Notice: Fourth Circuit Local Rule 36(c) States That Citation of Unpublished Dispositions is Disfavored Except for Establishing Res Judicata, Estoppel, or the Law of the Case and Requires Service of Copies of Cited Unpublished Dispositions of the Fourth Circuit.tracy Marie Gibson, Plaintiff-appellant, v. Commonwealth of Virginia State Education Assistanceauthority, Defendant-appellee,anddebera F. Conlon, Trustee, 86 F.3d 1150 (4th Cir. 1996)Annotate this Case
Appeal from the United States District Court for the Eastern District of Virginia, at Norfolk. Rebecca B. Smith, District Judge. (BK-94-23424-B; CA-95-268-2)
ARGUED: Tom Cain Smith, Jr., Virginia Beach, VA, for Appellant. Daniel Gordon Bloor, Assistant Attorney General, OFFICE OF THE ATTORNEY GENERAL, Richmond, VA, for Appellee. ON BRIEF: James S. Gilmore, III, Attorney General, OFFICE OF THE ATTORNEY GENERAL, Richmond, VA, for Appellee.

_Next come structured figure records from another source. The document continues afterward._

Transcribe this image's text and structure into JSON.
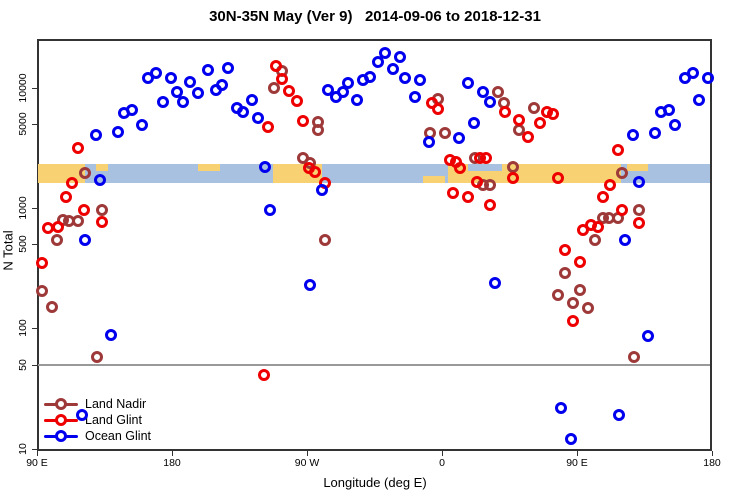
{
  "title": "30N-35N May (Ver 9)   2014-09-06 to 2018-12-31",
  "axes": {
    "y_label": "N Total",
    "x_label": "Longitude (deg E)",
    "y_scale": "log",
    "y_ticks": [
      {
        "label": "10",
        "n": 10
      },
      {
        "label": "50",
        "n": 50
      },
      {
        "label": "100",
        "n": 100
      },
      {
        "label": "500",
        "n": 500
      },
      {
        "label": "1000",
        "n": 1000
      },
      {
        "label": "5000",
        "n": 5000
      },
      {
        "label": "10000",
        "n": 10000
      }
    ],
    "x_ticks": [
      {
        "label": "90 E",
        "lon": 90
      },
      {
        "label": "180",
        "lon": 180
      },
      {
        "label": "90 W",
        "lon": 270
      },
      {
        "label": "0",
        "lon": 360
      },
      {
        "label": "90 E",
        "lon": 450
      },
      {
        "label": "180",
        "lon": 540
      }
    ]
  },
  "legend": {
    "items": [
      {
        "label": "Land Nadir",
        "color": "#9e3939"
      },
      {
        "label": "Land Glint",
        "color": "#ee0000"
      },
      {
        "label": "Ocean Glint",
        "color": "#0000ee"
      }
    ]
  },
  "chart_data": {
    "type": "scatter",
    "y_scale": "log",
    "x_axis_note": "longitude axis spans 450 deg starting at 90E going east (90E,180,90W,0,90E,180); lon values below are 90..540 in that span",
    "reference_line": {
      "n": 50,
      "color": "#999999"
    },
    "land_ocean_band": {
      "n_center": 2000,
      "colors": {
        "land": "#f8d172",
        "ocean": "#a9c1e0"
      },
      "segments": [
        {
          "from": 90,
          "to": 122,
          "type": "land"
        },
        {
          "from": 122,
          "to": 247,
          "type": "ocean"
        },
        {
          "from": 247,
          "to": 280,
          "type": "land"
        },
        {
          "from": 280,
          "to": 364,
          "type": "ocean"
        },
        {
          "from": 364,
          "to": 479,
          "type": "land"
        },
        {
          "from": 479,
          "to": 540,
          "type": "ocean"
        }
      ],
      "patches": [
        {
          "from": 377,
          "to": 400,
          "type": "ocean",
          "part": "top"
        },
        {
          "from": 347,
          "to": 362,
          "type": "land",
          "part": "bottom"
        },
        {
          "from": 129,
          "to": 137,
          "type": "land",
          "part": "top"
        },
        {
          "from": 197,
          "to": 212,
          "type": "land",
          "part": "top"
        },
        {
          "from": 483,
          "to": 497,
          "type": "land",
          "part": "top"
        }
      ]
    },
    "series": [
      {
        "name": "Land Nadir",
        "color": "#9e3939",
        "marker": "open-circle",
        "points": [
          [
            122,
            1960
          ],
          [
            107,
            790
          ],
          [
            111,
            785
          ],
          [
            117,
            780
          ],
          [
            133,
            960
          ],
          [
            103,
            545
          ],
          [
            93,
            205
          ],
          [
            100,
            150
          ],
          [
            130,
            58
          ],
          [
            253,
            13800
          ],
          [
            248,
            9950
          ],
          [
            277,
            5180
          ],
          [
            277,
            4460
          ],
          [
            267,
            2610
          ],
          [
            272,
            2360
          ],
          [
            282,
            545
          ],
          [
            357,
            8070
          ],
          [
            397,
            9230
          ],
          [
            401,
            7480
          ],
          [
            421,
            6790
          ],
          [
            411,
            4460
          ],
          [
            352,
            4210
          ],
          [
            362,
            4170
          ],
          [
            382,
            2610
          ],
          [
            407,
            2190
          ],
          [
            387,
            1560
          ],
          [
            392,
            1560
          ],
          [
            480,
            1960
          ],
          [
            467,
            830
          ],
          [
            471,
            830
          ],
          [
            477,
            830
          ],
          [
            491,
            965
          ],
          [
            462,
            545
          ],
          [
            442,
            290
          ],
          [
            452,
            208
          ],
          [
            437,
            190
          ],
          [
            447,
            163
          ],
          [
            457,
            148
          ],
          [
            488,
            58
          ]
        ]
      },
      {
        "name": "Land Glint",
        "color": "#ee0000",
        "marker": "open-circle",
        "points": [
          [
            117,
            3160
          ],
          [
            113,
            1620
          ],
          [
            109,
            1240
          ],
          [
            121,
            965
          ],
          [
            133,
            765
          ],
          [
            97,
            680
          ],
          [
            104,
            690
          ],
          [
            93,
            350
          ],
          [
            241,
            41
          ],
          [
            249,
            15200
          ],
          [
            253,
            11800
          ],
          [
            258,
            9400
          ],
          [
            263,
            7760
          ],
          [
            267,
            5300
          ],
          [
            244,
            4720
          ],
          [
            271,
            2150
          ],
          [
            275,
            2000
          ],
          [
            282,
            1620
          ],
          [
            353,
            7480
          ],
          [
            357,
            6670
          ],
          [
            402,
            6300
          ],
          [
            411,
            5400
          ],
          [
            417,
            3900
          ],
          [
            430,
            6300
          ],
          [
            434,
            6050
          ],
          [
            425,
            5090
          ],
          [
            365,
            2510
          ],
          [
            369,
            2420
          ],
          [
            372,
            2150
          ],
          [
            385,
            2610
          ],
          [
            389,
            2610
          ],
          [
            383,
            1650
          ],
          [
            407,
            1780
          ],
          [
            367,
            1340
          ],
          [
            377,
            1240
          ],
          [
            392,
            1060
          ],
          [
            437,
            1780
          ],
          [
            477,
            3040
          ],
          [
            472,
            1560
          ],
          [
            467,
            1240
          ],
          [
            480,
            965
          ],
          [
            459,
            725
          ],
          [
            464,
            697
          ],
          [
            454,
            658
          ],
          [
            491,
            752
          ],
          [
            442,
            449
          ],
          [
            452,
            357
          ],
          [
            447,
            115
          ]
        ]
      },
      {
        "name": "Ocean Glint",
        "color": "#0000ee",
        "marker": "open-circle",
        "points": [
          [
            164,
            12100
          ],
          [
            169,
            13300
          ],
          [
            179,
            12100
          ],
          [
            192,
            11200
          ],
          [
            204,
            14100
          ],
          [
            183,
            9230
          ],
          [
            197,
            9060
          ],
          [
            174,
            7620
          ],
          [
            187,
            7620
          ],
          [
            148,
            6170
          ],
          [
            153,
            6530
          ],
          [
            160,
            4910
          ],
          [
            144,
            4290
          ],
          [
            129,
            4050
          ],
          [
            132,
            1710
          ],
          [
            122,
            545
          ],
          [
            217,
            14600
          ],
          [
            209,
            9590
          ],
          [
            213,
            10600
          ],
          [
            223,
            6790
          ],
          [
            227,
            6300
          ],
          [
            233,
            7930
          ],
          [
            237,
            5610
          ],
          [
            245,
            965
          ],
          [
            242,
            2190
          ],
          [
            272,
            230
          ],
          [
            284,
            9590
          ],
          [
            289,
            8390
          ],
          [
            294,
            9230
          ],
          [
            297,
            11000
          ],
          [
            303,
            7930
          ],
          [
            307,
            11600
          ],
          [
            312,
            12300
          ],
          [
            317,
            16400
          ],
          [
            322,
            19500
          ],
          [
            327,
            14300
          ],
          [
            332,
            18000
          ],
          [
            335,
            12100
          ],
          [
            342,
            8390
          ],
          [
            345,
            11600
          ],
          [
            351,
            3540
          ],
          [
            371,
            3830
          ],
          [
            377,
            11000
          ],
          [
            387,
            9230
          ],
          [
            392,
            7620
          ],
          [
            381,
            5090
          ],
          [
            280,
            1420
          ],
          [
            395,
            238
          ],
          [
            522,
            12100
          ],
          [
            527,
            13300
          ],
          [
            537,
            12100
          ],
          [
            531,
            7930
          ],
          [
            506,
            6300
          ],
          [
            511,
            6530
          ],
          [
            515,
            4910
          ],
          [
            502,
            4210
          ],
          [
            487,
            4050
          ],
          [
            491,
            1650
          ],
          [
            482,
            545
          ],
          [
            497,
            86
          ],
          [
            439,
            22
          ],
          [
            478,
            19
          ],
          [
            446,
            12
          ],
          [
            120,
            19
          ],
          [
            139,
            88
          ]
        ]
      }
    ]
  }
}
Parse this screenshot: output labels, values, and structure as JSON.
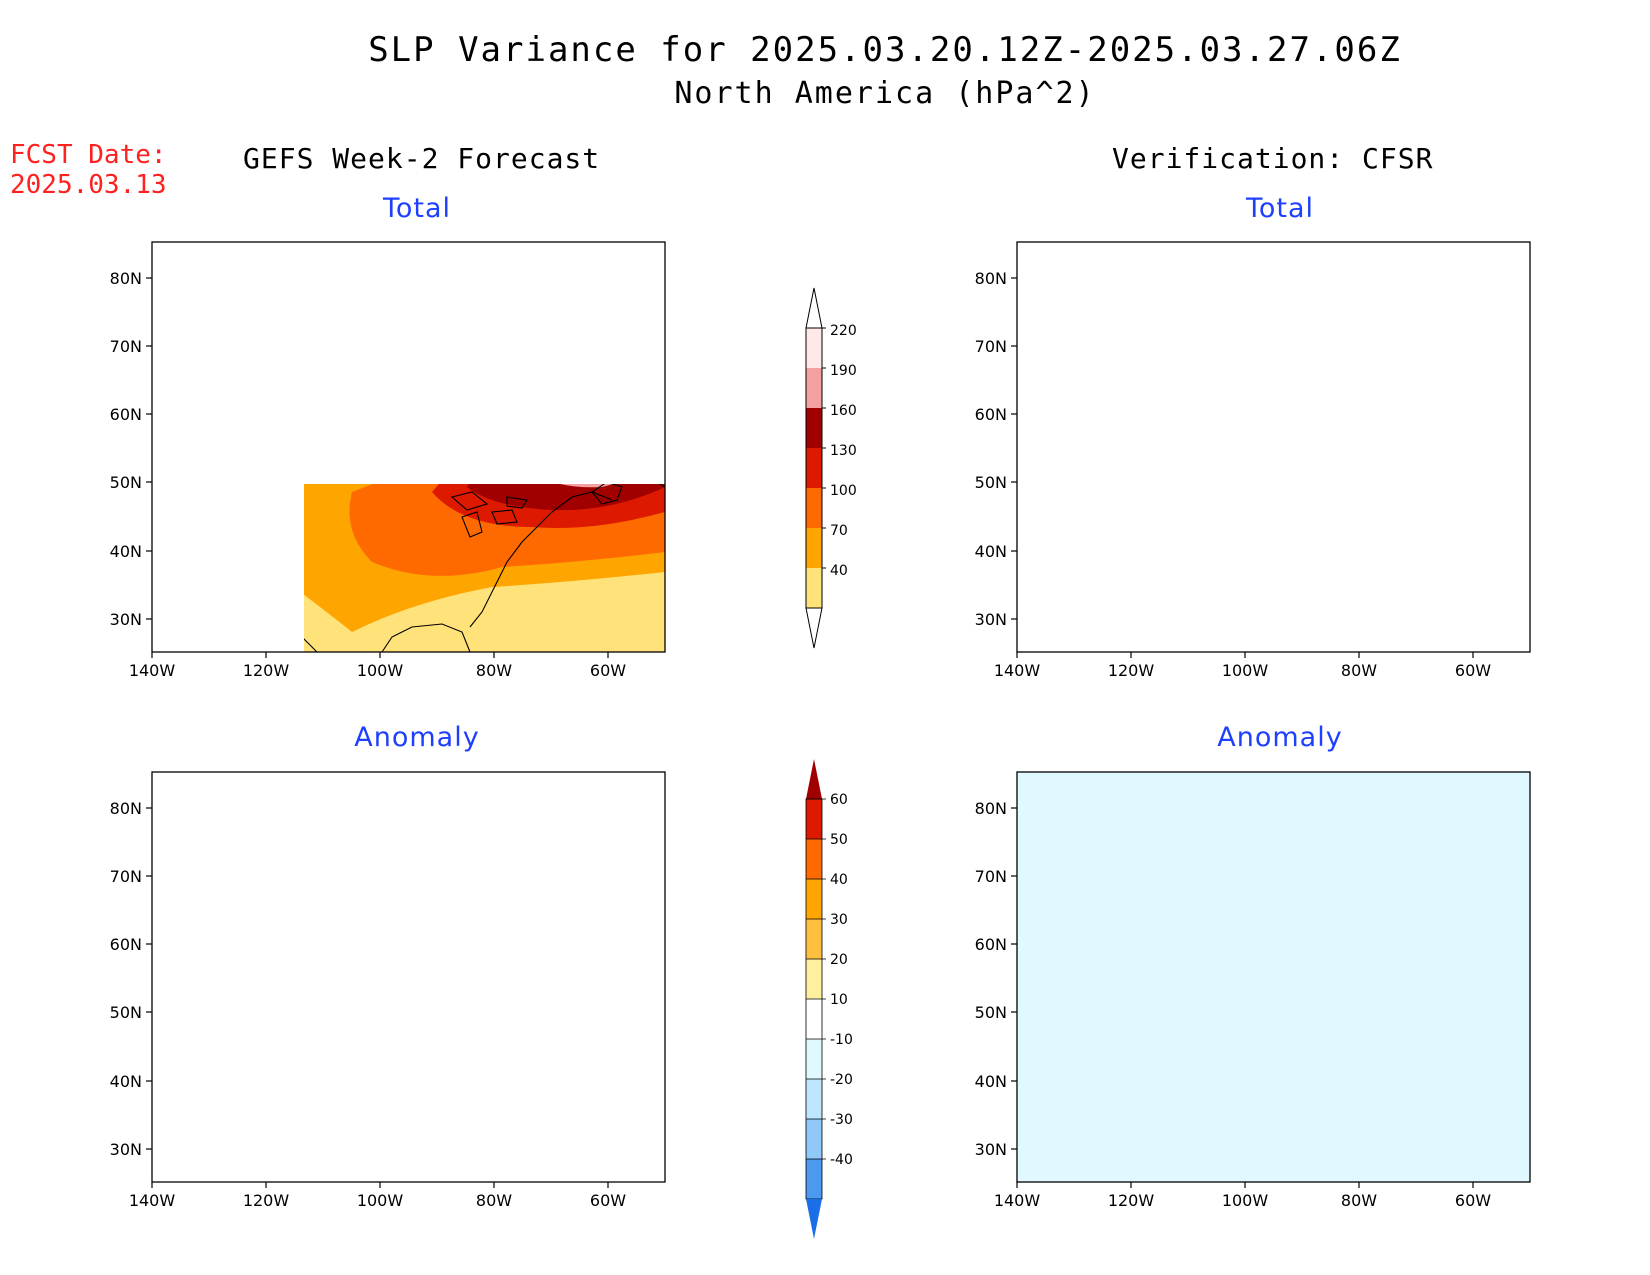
{
  "header": {
    "title": "SLP Variance for 2025.03.20.12Z-2025.03.27.06Z",
    "subtitle": "North America (hPa^2)",
    "fcst_label": "FCST Date:",
    "fcst_date": "2025.03.13"
  },
  "columns": {
    "left": "GEFS Week-2 Forecast",
    "right": "Verification: CFSR"
  },
  "panels": {
    "total": "Total",
    "anomaly": "Anomaly"
  },
  "axes": {
    "lat_ticks": [
      "80N",
      "70N",
      "60N",
      "50N",
      "40N",
      "30N"
    ],
    "lon_ticks": [
      "140W",
      "120W",
      "100W",
      "80W",
      "60W"
    ]
  },
  "colorbar_total": {
    "labels": [
      "220",
      "190",
      "160",
      "130",
      "100",
      "70",
      "40"
    ],
    "colors": [
      "#ffe8e8",
      "#f5a0a0",
      "#a00000",
      "#dd1a00",
      "#ff6a00",
      "#ffa500",
      "#ffe27a"
    ]
  },
  "colorbar_anomaly": {
    "labels": [
      "60",
      "50",
      "40",
      "30",
      "20",
      "10",
      "-10",
      "-20",
      "-30",
      "-40"
    ],
    "colors": [
      "#a00000",
      "#dd1a00",
      "#ff6a00",
      "#ffa500",
      "#ffc040",
      "#fff0a0",
      "#ffffff",
      "#e0f8ff",
      "#bfe6ff",
      "#90c8f8",
      "#4c9af0",
      "#1a6ee8"
    ]
  }
}
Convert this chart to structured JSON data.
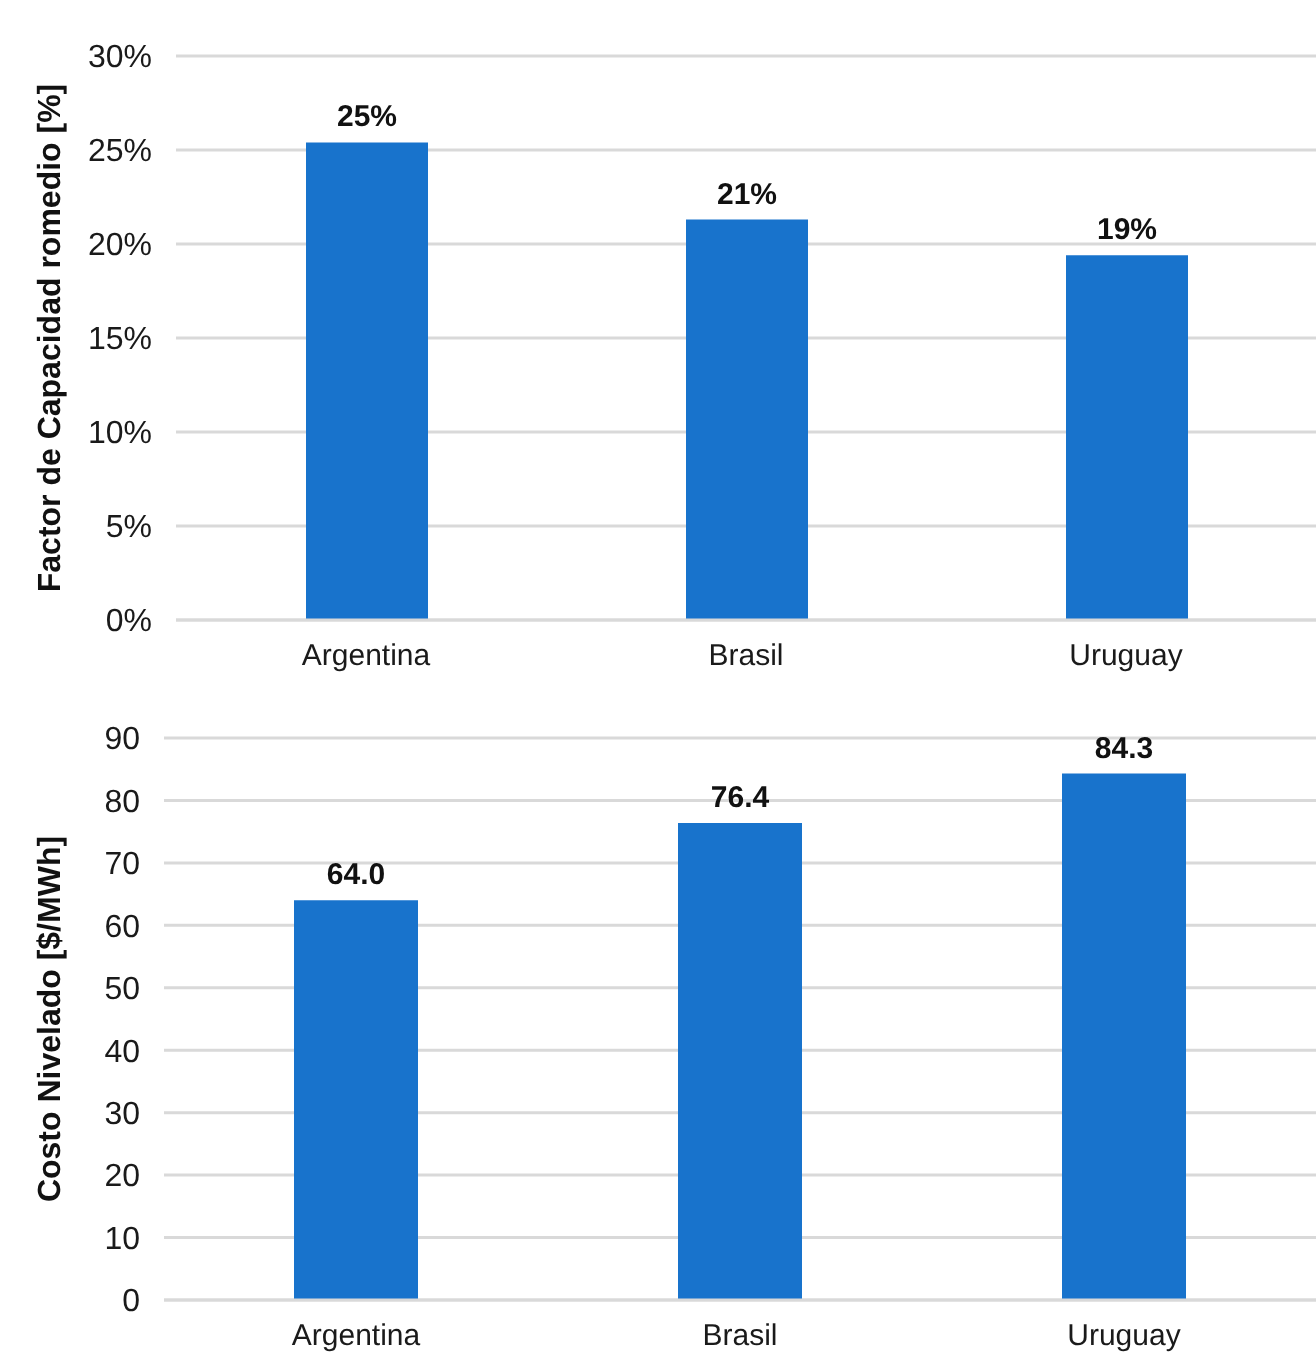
{
  "chart_data": [
    {
      "type": "bar",
      "ylabel": "Factor de Capacidad romedio [%]",
      "categories": [
        "Argentina",
        "Brasil",
        "Uruguay"
      ],
      "values": [
        25.4,
        21.3,
        19.4
      ],
      "value_labels": [
        "25%",
        "21%",
        "19%"
      ],
      "color": "#1873cc",
      "ylim": [
        0,
        30
      ],
      "yticks": [
        {
          "value": 0,
          "label": "0%"
        },
        {
          "value": 5,
          "label": "5%"
        },
        {
          "value": 10,
          "label": "10%"
        },
        {
          "value": 15,
          "label": "15%"
        },
        {
          "value": 20,
          "label": "20%"
        },
        {
          "value": 25,
          "label": "25%"
        },
        {
          "value": 30,
          "label": "30%"
        }
      ],
      "grid": "y"
    },
    {
      "type": "bar",
      "ylabel": "Costo Nivelado [$/MWh]",
      "categories": [
        "Argentina",
        "Brasil",
        "Uruguay"
      ],
      "values": [
        64.0,
        76.4,
        84.3
      ],
      "value_labels": [
        "64.0",
        "76.4",
        "84.3"
      ],
      "color": "#1873cc",
      "ylim": [
        0,
        90
      ],
      "yticks": [
        0,
        10,
        20,
        30,
        40,
        50,
        60,
        70,
        80,
        90
      ],
      "grid": "y"
    }
  ]
}
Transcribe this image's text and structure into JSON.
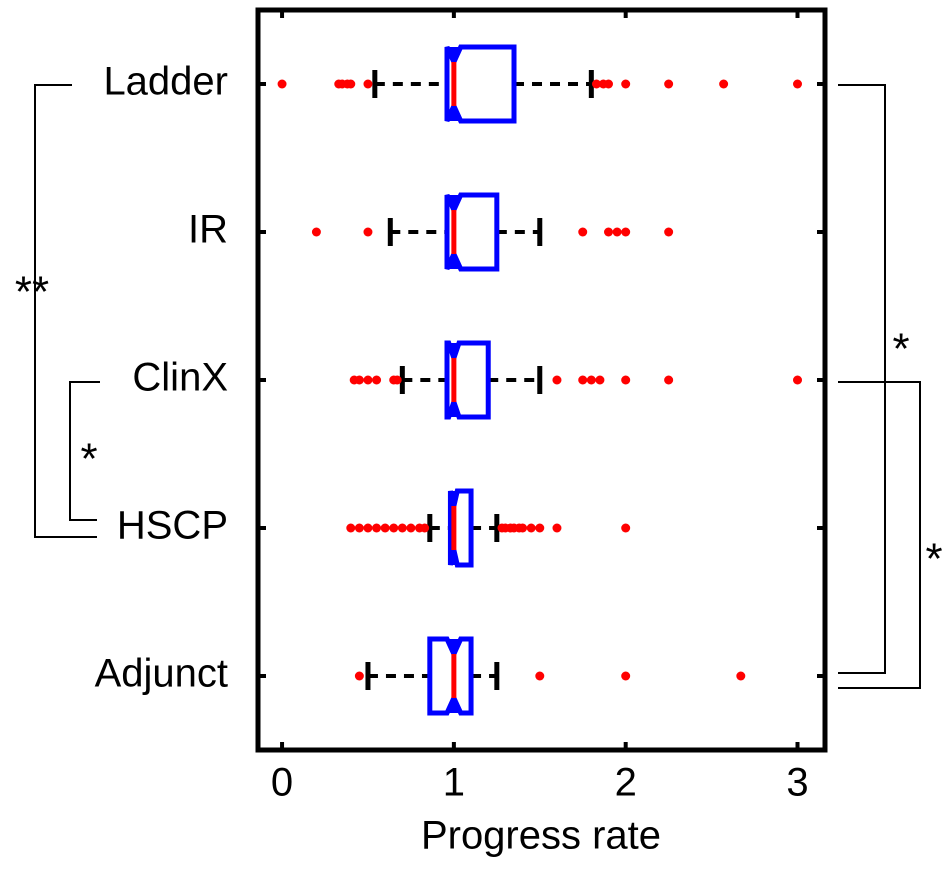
{
  "chart_data": {
    "type": "boxplot",
    "orientation": "horizontal",
    "xlabel": "Progress rate",
    "categories": [
      "Ladder",
      "IR",
      "ClinX",
      "HSCP",
      "Adjunct"
    ],
    "boxes": [
      {
        "whislo": 0.54,
        "q1": 0.96,
        "med": 1.0,
        "q3": 1.35,
        "whishi": 1.8,
        "notch": [
          0.96,
          1.04
        ],
        "fliers": [
          0,
          0.33,
          0.35,
          0.38,
          0.4,
          0.5,
          1.83,
          1.87,
          1.9,
          2.0,
          2.25,
          2.57,
          3.0
        ]
      },
      {
        "whislo": 0.63,
        "q1": 0.96,
        "med": 1.0,
        "q3": 1.25,
        "whishi": 1.5,
        "notch": [
          0.96,
          1.04
        ],
        "fliers": [
          0.2,
          0.5,
          1.75,
          1.9,
          1.95,
          2.0,
          2.25
        ]
      },
      {
        "whislo": 0.7,
        "q1": 0.96,
        "med": 1.0,
        "q3": 1.2,
        "whishi": 1.5,
        "notch": [
          0.97,
          1.03
        ],
        "fliers": [
          0.42,
          0.45,
          0.5,
          0.55,
          0.65,
          0.67,
          1.6,
          1.75,
          1.8,
          1.85,
          2.0,
          2.25,
          3.0
        ]
      },
      {
        "whislo": 0.86,
        "q1": 0.98,
        "med": 1.0,
        "q3": 1.1,
        "whishi": 1.25,
        "notch": [
          0.98,
          1.02
        ],
        "fliers": [
          0.4,
          0.45,
          0.5,
          0.55,
          0.6,
          0.65,
          0.7,
          0.75,
          0.8,
          0.83,
          1.28,
          1.3,
          1.33,
          1.35,
          1.38,
          1.4,
          1.45,
          1.5,
          1.6,
          2.0
        ]
      },
      {
        "whislo": 0.5,
        "q1": 0.86,
        "med": 1.0,
        "q3": 1.1,
        "whishi": 1.25,
        "notch": [
          0.96,
          1.04
        ],
        "fliers": [
          0.45,
          1.5,
          2.0,
          2.67
        ]
      }
    ],
    "xlim": [
      -0.14,
      3.16
    ],
    "xticks": [
      0,
      1,
      2,
      3
    ],
    "box_color": "#0000ff",
    "median_color": "#ff0000",
    "whisker_color": "#000000",
    "flier_color": "#ff0000",
    "annotations": [
      "**",
      "*",
      "*",
      "*"
    ]
  }
}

Before RUSSELL, HALL, and LUTTIG, Circuit Judges.
Appellant, Tracy Marie Gibson, brought this action in conjunction with a Chapter 13 bankruptcy petition, seeking a determination of whether her student loans are dischargeable in bankruptcy. Gibson owes Appellees, Commonwealth of Virginia Education Assistance Authority, approximately $16,000 in student loan debt. Pursuant to 11 U.S.C. § 523(a) (8) (A) (1994), student loans are dischargeable in bankruptcy only if they first became due more than seven years prior to the filing of the bankruptcy petition, "exclusive of any applicable suspension of the repayment period. "
Gibson's loans first became due on July 5, 1987. She filed her Chapter 13 petition on July 22, 1994. Hence, at first blush it appears Gibson's student loans have been due for the requisite seven years. However, for 105 days in 1988, repayment of this debt was automatically suspended by virtue of Gibson's filing of a Chapter 7 bankruptcy petition. If these 105 days are considered an applicable suspension of the repayment period, they must be excluded from § 523(a) (8) (A)'s seven-year period, and Gibson's student loans cannot be discharged.
The bankruptcy court held that a prior suspension of repayment during a Chapter 7 bankruptcy proceeding was not an "applicable suspension" to be excluded from § 523(a) (8) (A)'s seven-year repayment period. The district court reversed. In so doing, the district court found that § 523(a) (8) (A)'s plain language requires tolling of the repayment period during any applicable suspension of repayment.
Repayment was clearly suspended for 105 days in 1988; hence, § 523(a) (8) (A)'s plain language requires that period to be excluded from calculation of the requisite seven years. Accord Saburah v. United States Department of Education (In re Saburah), 136 B.R. 246, 254 (Bankr.C.D. Cal. 1992) (holding that length of time repayment was suspended during prior Chapter 7 bankruptcy petition tolls § 523(a) (8) (A)'s seven-year repayment period).
To the extent Gibson contended the plain language should be overlooked in favor of congressional intent, the district court recognized § 523(a) (8) (A)'s legislative history offers her no support. In enacting § 523(a) (8) (A), Congress intended to protect the student loan program by preventing borrowers from discharging their student loans shortly after graduation. To further this policy, Congress intended to excerpt from discharge student loans until they have been "due and owing" for the statutory period. S.Rep. No. 95-989, 95th Cong., 2d Sess. 79 (1978), reprinted in 1978 U.S.C.C.A.N. 5787, 5865. Application of the "due and owing" standard to the instant case reveals that Congress intended suspension of repayment during a previous bankruptcy petition to toll § 523(a) (8) (A)'s seven-year period. While the debt continued to be "owing" during those 105 days, it was not "due" because of the automatic suspension of repayment. See Georgina v. Higher Education Assistance Foundation (In re Georgina), 124 B.R. 562, 564 (Bankr.W.D. Mo. 1991) (holding that period during which lender granted a forbearance of repayment was an "applicable suspension of repayment" because, while loans were owing, they were not due).
We have read the briefs, heard oral argument, and given full consideration to the parties' contentions. Finding no error in the district court's thorough opinion, we affirm on its reasoning. Gibson v. Commonwealth of Virginia (In re Gibson), 184 B.R. 716 (E.D. Va. 1995).